For telecommunication providers, keeping customers informed is critical. In the current climate, people are relying heavily on the internet for entertainment, information, work and communication with the outside world. Telcos need to let customers know about an outage immediately, and then provide ongoing updates and support as the issue is rectified. Mobile messaging, which doesn’t rely on internet, is the perfect way to quickly and efficiently get the word out to the those affected and reassure them.

The keys to successful mobile messaging

There are a few critical elements to consider when messaging your customer base.

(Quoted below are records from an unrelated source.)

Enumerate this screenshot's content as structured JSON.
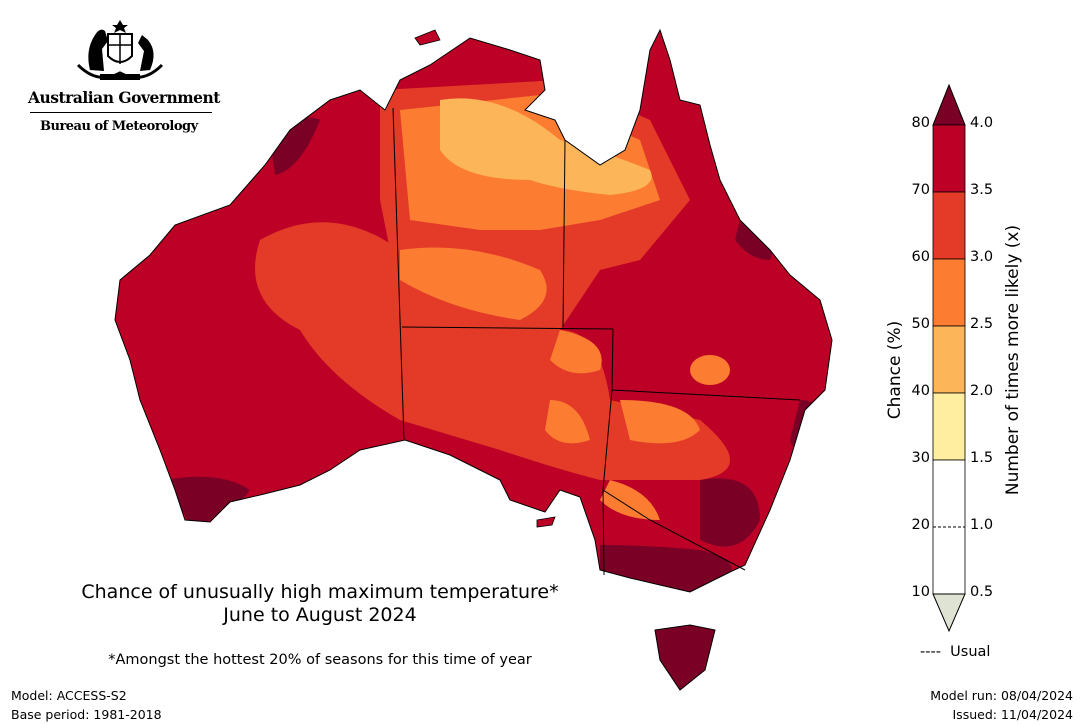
{
  "branding": {
    "government": "Australian Government",
    "agency": "Bureau of Meteorology"
  },
  "title": {
    "line1": "Chance of unusually high maximum temperature*",
    "line2": "June to August 2024"
  },
  "footnote": "*Amongst the hottest 20% of seasons for this time of year",
  "footer": {
    "model": "Model: ACCESS-S2",
    "base_period": "Base period: 1981-2018",
    "model_run": "Model run: 08/04/2024",
    "issued": "Issued: 11/04/2024"
  },
  "legend": {
    "left_label": "Chance (%)",
    "right_label": "Number of times more likely (x)",
    "left_ticks": [
      "80",
      "70",
      "60",
      "50",
      "40",
      "30",
      "20",
      "10"
    ],
    "right_ticks": [
      "4.0",
      "3.5",
      "3.0",
      "2.5",
      "2.0",
      "1.5",
      "1.0",
      "0.5"
    ],
    "usual_label": "Usual",
    "usual_marker": "----",
    "colors": {
      "above80": "#7a0026",
      "70-80": "#bd0026",
      "60-70": "#e43a28",
      "50-60": "#fc7c32",
      "40-50": "#fdb55a",
      "30-40": "#ffeda0",
      "10-30": "#ffffff",
      "below10": "#dfe3d3"
    }
  }
}
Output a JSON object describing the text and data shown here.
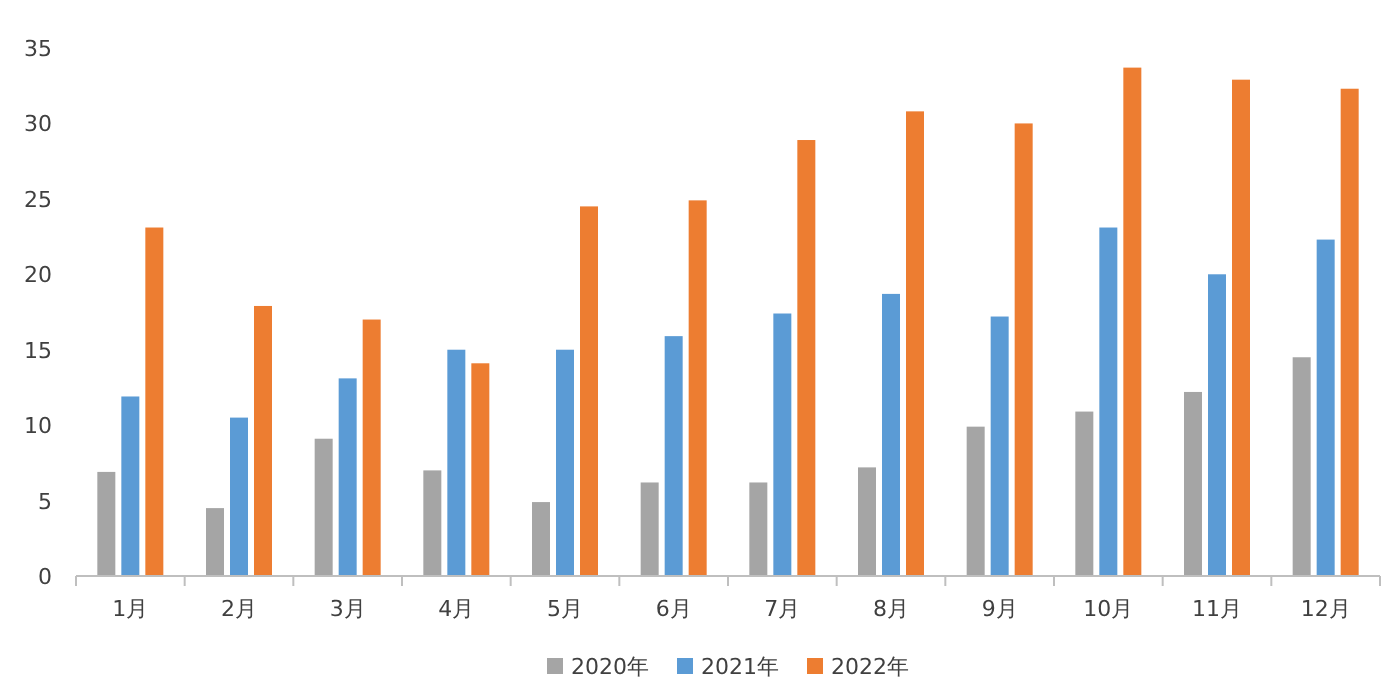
{
  "chart_data": {
    "type": "bar",
    "categories": [
      "1月",
      "2月",
      "3月",
      "4月",
      "5月",
      "6月",
      "7月",
      "8月",
      "9月",
      "10月",
      "11月",
      "12月"
    ],
    "series": [
      {
        "name": "2020年",
        "color": "#a5a5a5",
        "values": [
          6.9,
          4.5,
          9.1,
          7.0,
          4.9,
          6.2,
          6.2,
          7.2,
          9.9,
          10.9,
          12.2,
          14.5
        ]
      },
      {
        "name": "2021年",
        "color": "#5b9bd5",
        "values": [
          11.9,
          10.5,
          13.1,
          15.0,
          15.0,
          15.9,
          17.4,
          18.7,
          17.2,
          23.1,
          20.0,
          22.3
        ]
      },
      {
        "name": "2022年",
        "color": "#ed7d31",
        "values": [
          23.1,
          17.9,
          17.0,
          14.1,
          24.5,
          24.9,
          28.9,
          30.8,
          30.0,
          33.7,
          32.9,
          32.3
        ]
      }
    ],
    "ylim": [
      0,
      35
    ],
    "yticks": [
      0,
      5,
      10,
      15,
      20,
      25,
      30,
      35
    ],
    "grid": false,
    "legend": "bottom"
  }
}
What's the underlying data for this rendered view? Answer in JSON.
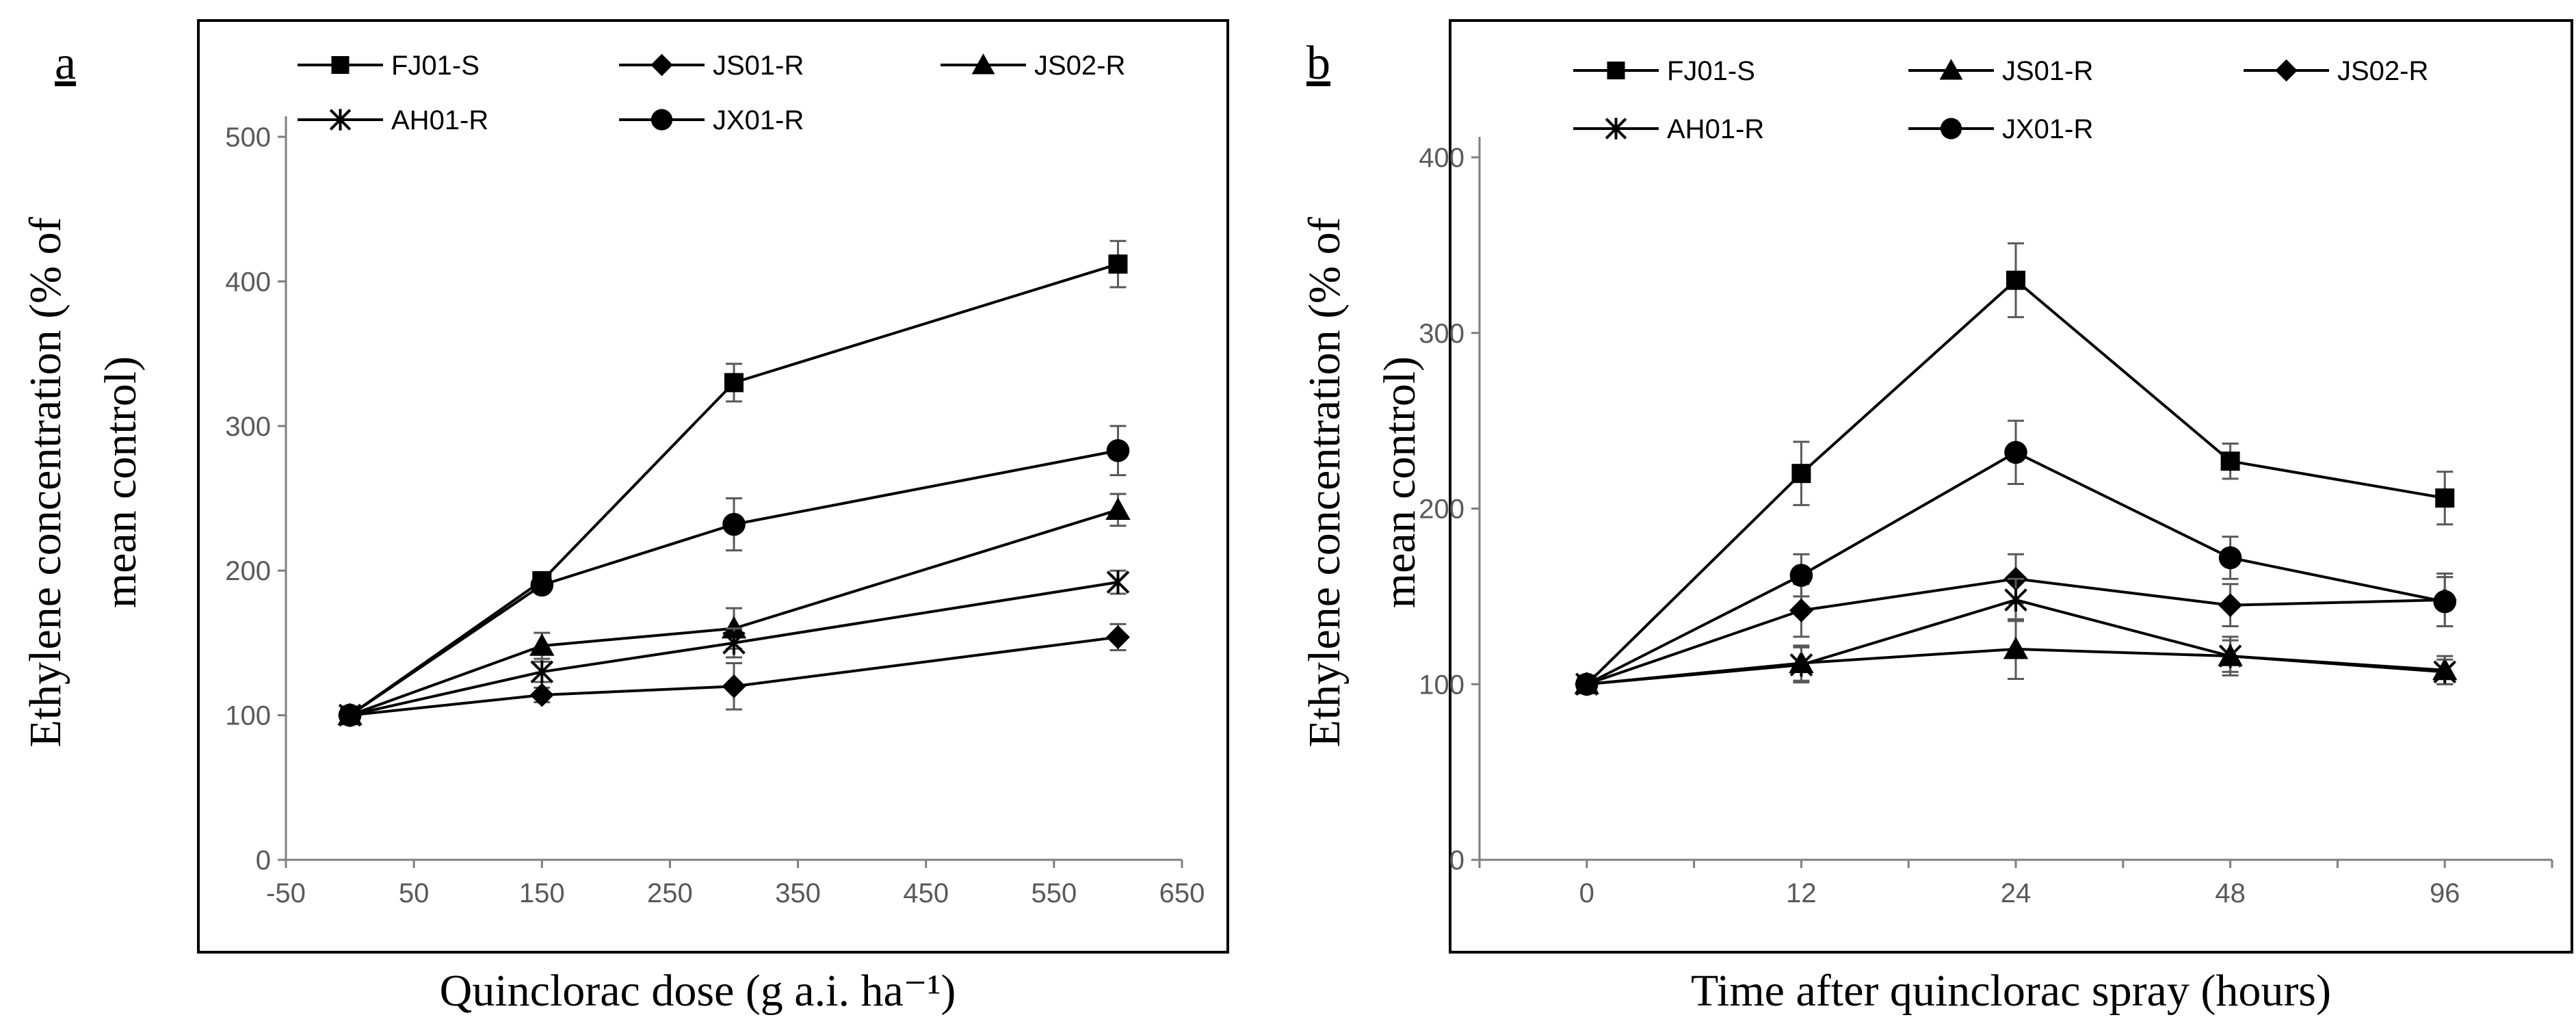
{
  "chart_data": [
    {
      "panel_label": "a",
      "type": "line",
      "xlabel": "Quinclorac dose (g a.i. ha⁻¹)",
      "ylabel": "Ethylene concentration (% of mean control)",
      "ylabel_lines": [
        "Ethylene concentration (% of",
        "mean control)"
      ],
      "x_axis_kind": "numeric",
      "xlim": [
        -50,
        650
      ],
      "xticks": [
        -50,
        50,
        150,
        250,
        350,
        450,
        550,
        650
      ],
      "ylim": [
        0,
        500
      ],
      "yticks": [
        0,
        100,
        200,
        300,
        400,
        500
      ],
      "x": [
        0,
        150,
        300,
        600
      ],
      "legend_position": "top",
      "series": [
        {
          "name": "FJ01-S",
          "marker": "square",
          "values": [
            100,
            193,
            330,
            412
          ],
          "errors": [
            0,
            6,
            13,
            16
          ]
        },
        {
          "name": "JS01-R",
          "marker": "diamond",
          "values": [
            100,
            114,
            120,
            154
          ],
          "errors": [
            0,
            5,
            16,
            9
          ]
        },
        {
          "name": "JS02-R",
          "marker": "triangle",
          "values": [
            100,
            148,
            160,
            242
          ],
          "errors": [
            0,
            9,
            14,
            11
          ]
        },
        {
          "name": "AH01-R",
          "marker": "asterisk",
          "values": [
            100,
            130,
            150,
            192
          ],
          "errors": [
            0,
            7,
            10,
            8
          ]
        },
        {
          "name": "JX01-R",
          "marker": "circle",
          "values": [
            100,
            190,
            232,
            283
          ],
          "errors": [
            0,
            5,
            18,
            17
          ]
        }
      ]
    },
    {
      "panel_label": "b",
      "type": "line",
      "xlabel": "Time after quinclorac spray (hours)",
      "ylabel": "Ethylene concentration (% of mean control)",
      "ylabel_lines": [
        "Ethylene concentration (% of",
        "mean control)"
      ],
      "x_axis_kind": "categorical",
      "categories": [
        "0",
        "12",
        "24",
        "48",
        "96"
      ],
      "ylim": [
        0,
        400
      ],
      "yticks": [
        0,
        100,
        200,
        300,
        400
      ],
      "legend_position": "top",
      "series": [
        {
          "name": "FJ01-S",
          "marker": "square",
          "values": [
            100,
            220,
            330,
            227,
            206
          ],
          "errors": [
            0,
            18,
            21,
            10,
            15
          ]
        },
        {
          "name": "JS01-R",
          "marker": "triangle",
          "values": [
            100,
            112,
            120,
            116,
            108
          ],
          "errors": [
            0,
            10,
            17,
            11,
            8
          ]
        },
        {
          "name": "JS02-R",
          "marker": "diamond",
          "values": [
            100,
            142,
            160,
            145,
            148
          ],
          "errors": [
            0,
            15,
            14,
            12,
            15
          ]
        },
        {
          "name": "AH01-R",
          "marker": "asterisk",
          "values": [
            100,
            111,
            148,
            116,
            107
          ],
          "errors": [
            0,
            10,
            12,
            9,
            7
          ]
        },
        {
          "name": "JX01-R",
          "marker": "circle",
          "values": [
            100,
            162,
            232,
            172,
            147
          ],
          "errors": [
            0,
            12,
            18,
            12,
            14
          ]
        }
      ]
    }
  ]
}
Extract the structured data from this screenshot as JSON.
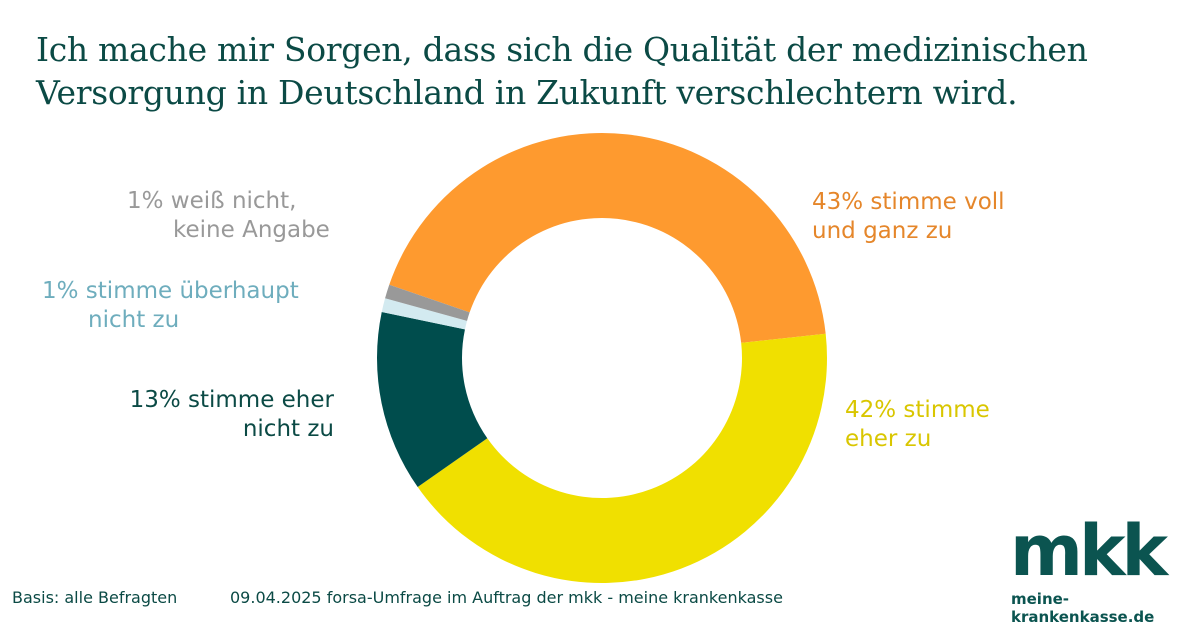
{
  "chart_data": {
    "type": "pie",
    "donut": true,
    "title": "Ich mache mir Sorgen, dass sich die Qualität der medizinischen Versorgung in Deutschland in Zukunft verschlechtern wird.",
    "title_lines": [
      "Ich mache mir Sorgen, dass sich die Qualität der medizinischen",
      "Versorgung in Deutschland in Zukunft verschlechtern wird."
    ],
    "start_angle_deg": -71,
    "slices": [
      {
        "label": "stimme voll und ganz zu",
        "value": 43,
        "color": "#fe9a2f",
        "text_color": "#e5862a",
        "line1": "43% stimme voll",
        "line2": "und ganz zu"
      },
      {
        "label": "stimme eher zu",
        "value": 42,
        "color": "#f0e000",
        "text_color": "#d9c600",
        "line1": "42% stimme",
        "line2": "eher zu"
      },
      {
        "label": "stimme eher nicht zu",
        "value": 13,
        "color": "#004d4d",
        "text_color": "#0b4a45",
        "line1": "13% stimme eher",
        "line2": "nicht zu"
      },
      {
        "label": "stimme überhaupt nicht zu",
        "value": 1,
        "color": "#d3eaf0",
        "text_color": "#6eadbd",
        "line1": "1% stimme überhaupt",
        "line2": "nicht zu"
      },
      {
        "label": "weiß nicht, keine Angabe",
        "value": 1,
        "color": "#999999",
        "text_color": "#999999",
        "line1": "1% weiß nicht,",
        "line2": "keine Angabe"
      }
    ]
  },
  "footer": {
    "basis": "Basis: alle Befragten",
    "source": "09.04.2025 forsa-Umfrage im Auftrag der mkk - meine krankenkasse"
  },
  "logo": {
    "text": "mkk",
    "url": "meine-krankenkasse.de"
  }
}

  • Be brief. Succinctness is a key trait in any communication. Committing to clarity and brevity in your messaging means there is less for a customer to misunderstand.
  • Be restrained. With worldwide stress levels at an all-time high, reaching out to your customer base without good reason might come off as inappropriate. Keep your messaging to what is necessary, offering useful information or valuable entertainment and services.
  • Be a trusted source. Make sure that whatever you’re sending is legitimate, researched and considered. Research shows that social media as a channel ranks the lowest for consumer perception of authenticity and trustworthiness, and even traditional news sources aren’t as trusted as they used to be.

Engagement through messaging

While we’re all in lockdown, our constant companions are our phones, making them the ideal place to reach customers.

Mobile messaging is hugely accessible and doesn’t rely on an internet connection, guaranteeing your message will be seen.

In a time when customers are crying out for contact, mobile messaging delivers.